I’m going to make a special birthday dinner for you. What would you like?

Baked wild salmon with roasted sweet potatoes and carrots. Caesar salad too but I want the bottled dressing. I like it better than yours. Sorry mom.

( Uh. Thanks.)

Wild salmon? Do know the difference?

Wild salmon has skin on it. That’s how I know it’s wild. 

( Laughed a little at this one.)

 What is your favorite sport?

Soccer and hockey. But you want me to pick one. Soccer then.

( I bet it's actually tied.)

Favorite book?

The Invisible Boy

( Such a great story.)

Favorite song?

Papa Americano

( He's going to be one of those kids who dances on the speakers someday. I'm sure of it.)

Favorite ice cream?

Chocolate but not MINT chocolate. I hate mint.

( This is true. He hates toothpaste and candy canes too.)
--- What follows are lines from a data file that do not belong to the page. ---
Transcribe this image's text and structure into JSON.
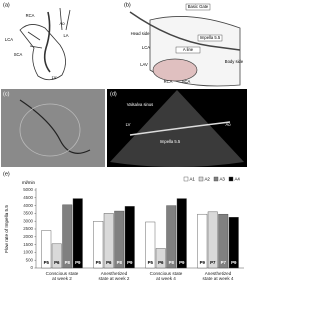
{
  "panels": [
    {
      "label": "(a)",
      "texts": [
        "RCA",
        "LCA",
        "SCA",
        "Ao",
        "LA",
        "LV"
      ]
    },
    {
      "label": "(b)",
      "texts": [
        "Basic Gate",
        "Impella 5.5",
        "Head side",
        "A line",
        "Body side",
        "LCA",
        "LAV",
        "RCA",
        "SCA"
      ]
    },
    {
      "label": "(c)",
      "texts": []
    },
    {
      "label": "(d)",
      "texts": [
        "Valsalva sinus",
        "LV",
        "Ao",
        "Impella 5.5"
      ]
    }
  ],
  "chart_data": {
    "type": "bar",
    "label": "(e)",
    "y_label": "Flow rate of Impella 5.5",
    "y_unit": "ml/min",
    "categories": [
      "Conscious state at week 2",
      "Anesthetized state at week 2",
      "Conscious state at week 4",
      "Anesthetized state at week 4"
    ],
    "series": [
      {
        "name": "A1",
        "color": "#ffffff",
        "values": [
          2400,
          3000,
          2950,
          3450
        ],
        "bar_labels": [
          "P5",
          "P5",
          "P5",
          "P9"
        ]
      },
      {
        "name": "A2",
        "color": "#d9d9d9",
        "values": [
          1550,
          3500,
          1250,
          3600
        ],
        "bar_labels": [
          "P6",
          "P6",
          "P6",
          "P7"
        ]
      },
      {
        "name": "A3",
        "color": "#808080",
        "values": [
          4050,
          3650,
          4000,
          3450
        ],
        "bar_labels": [
          "P8",
          "P8",
          "P8",
          "P7"
        ]
      },
      {
        "name": "A4",
        "color": "#000000",
        "values": [
          4450,
          3950,
          4450,
          3250
        ],
        "bar_labels": [
          "P9",
          "P9",
          "P9",
          "P9"
        ]
      }
    ],
    "ylim": [
      0,
      5000
    ],
    "yticks": [
      0,
      500,
      1000,
      1500,
      2000,
      2500,
      3000,
      3500,
      4000,
      4500,
      5000
    ],
    "grid": false,
    "legend": "top-right"
  }
}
What do love most about your sister?

( He shuffled and smiled and shrugged. And when I said I'd move onto the next question he blurted out..)

My favorite thing about her is that she always includes me in games. Like when Katie comes over and they’re doing a musical. She always finds a job for me. A superhero or a dragon.
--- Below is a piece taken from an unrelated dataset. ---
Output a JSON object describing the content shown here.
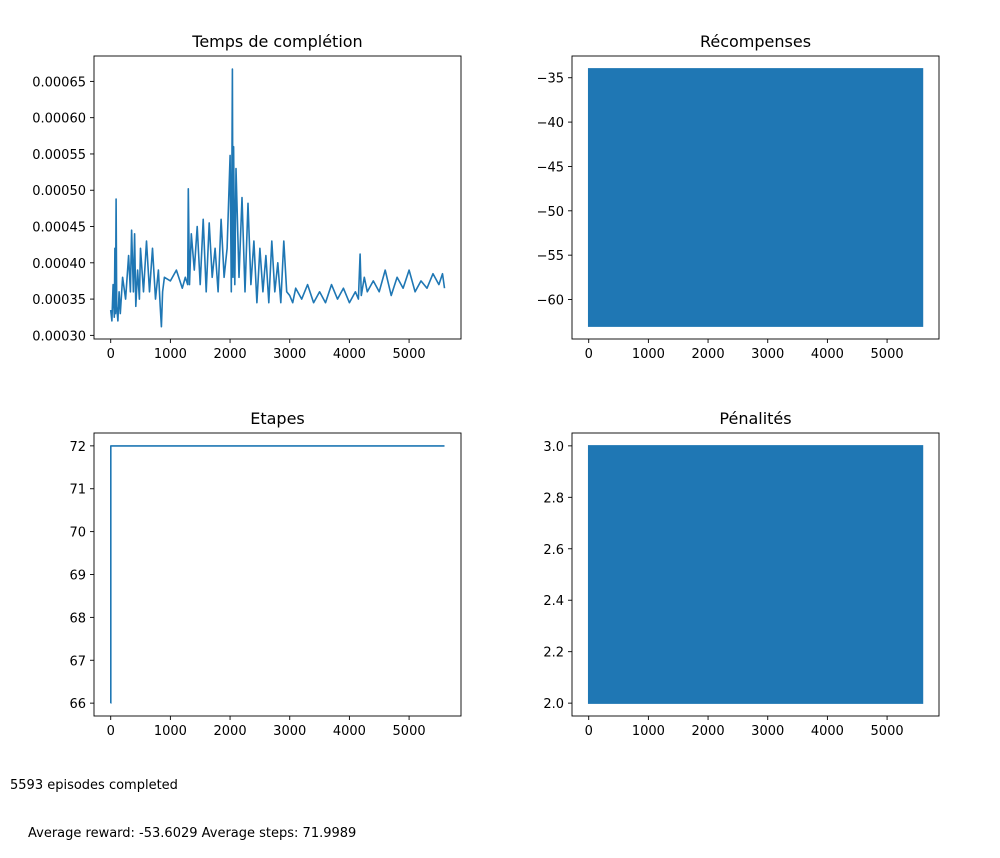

(Totally teared up on this one.)

What do you want to be when you grow up?

A Lego Engineer!

What is that?

Someone that creates new Lego Star Wars characters. And new space ships and new stories. 

( He lives and breaths Lego Star Wars  so this is bound to come true.)
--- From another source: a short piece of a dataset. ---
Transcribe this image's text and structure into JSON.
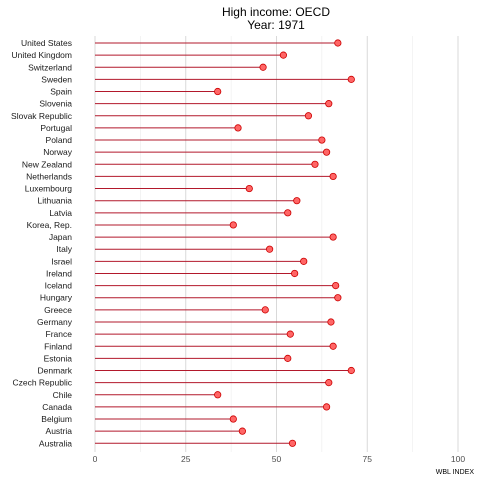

 If you were stranded on a dessert island, what 3 things would you want to have with you?

  1. A boat
  2. A life jacket
  3. Food

( Practical. What did I tell you?)

Number one bedtime snack?

Vector cereal. We don’t always have that so….rice krispies is my second choice.

(He’s forgetting his constant pleas for purple popsicles.)

Do you want to get married someday? Do you want children?

Married? Probably. Yes I think! Yes I do. I want four kids like yiayia had. 2 boys and 2 girls. Jack. James. Olivia and Julia.

( He is so nurturing and loving and gentle. He'd be a great little dad.)

What is one word you would use to describe yourself?

ONE word? One word is hard. Happy.

( He is. He's such a happy, sweet little boy.)

Why do you like being a kid?

Kids have more fun than grown ups I think. They don’t have to work so there's more time to play.

(Trying not to read into this one. Trying not to think he’s saying we don’t have enough fun around here.)

What country do you want to visit the most?

Sweden because I love the flag!

(And I love Swedish design Niko so this will work out PERFECTLY.)

What are you most afraid of?

Spiders. Daddy Long Legs. Tarantulas. 

(Indeed. We have a special anti -spider spray that we use -really, it's Meyers Lavender Shower Spray and an anti-spider serum we put on the soles of our feet at night -really, a 5 ml sample of Avon night cream. Whatever. It. Takes.)

How tall do you think you are?

Super tall. Like, 8.5 feet maybe. Somewhere around there.

( 53 inches more like it.) 

What is your most favorite place on earth?

The cottage. Because we have a beach and we can collect sea glass and search for hermit crabs and play washer toss and swim.  And the water isn’t always deep so it’s easy for me. I’m not a very good swimmer.

(This is the very reason we built this place. )

Where do you want to live when you grow up?

Maybe Paris. Or Maine. 

(He probably noticed I looked a bit sad...)

I can’t live with you forever mom. But when you’re a little old lady, you can live with ME.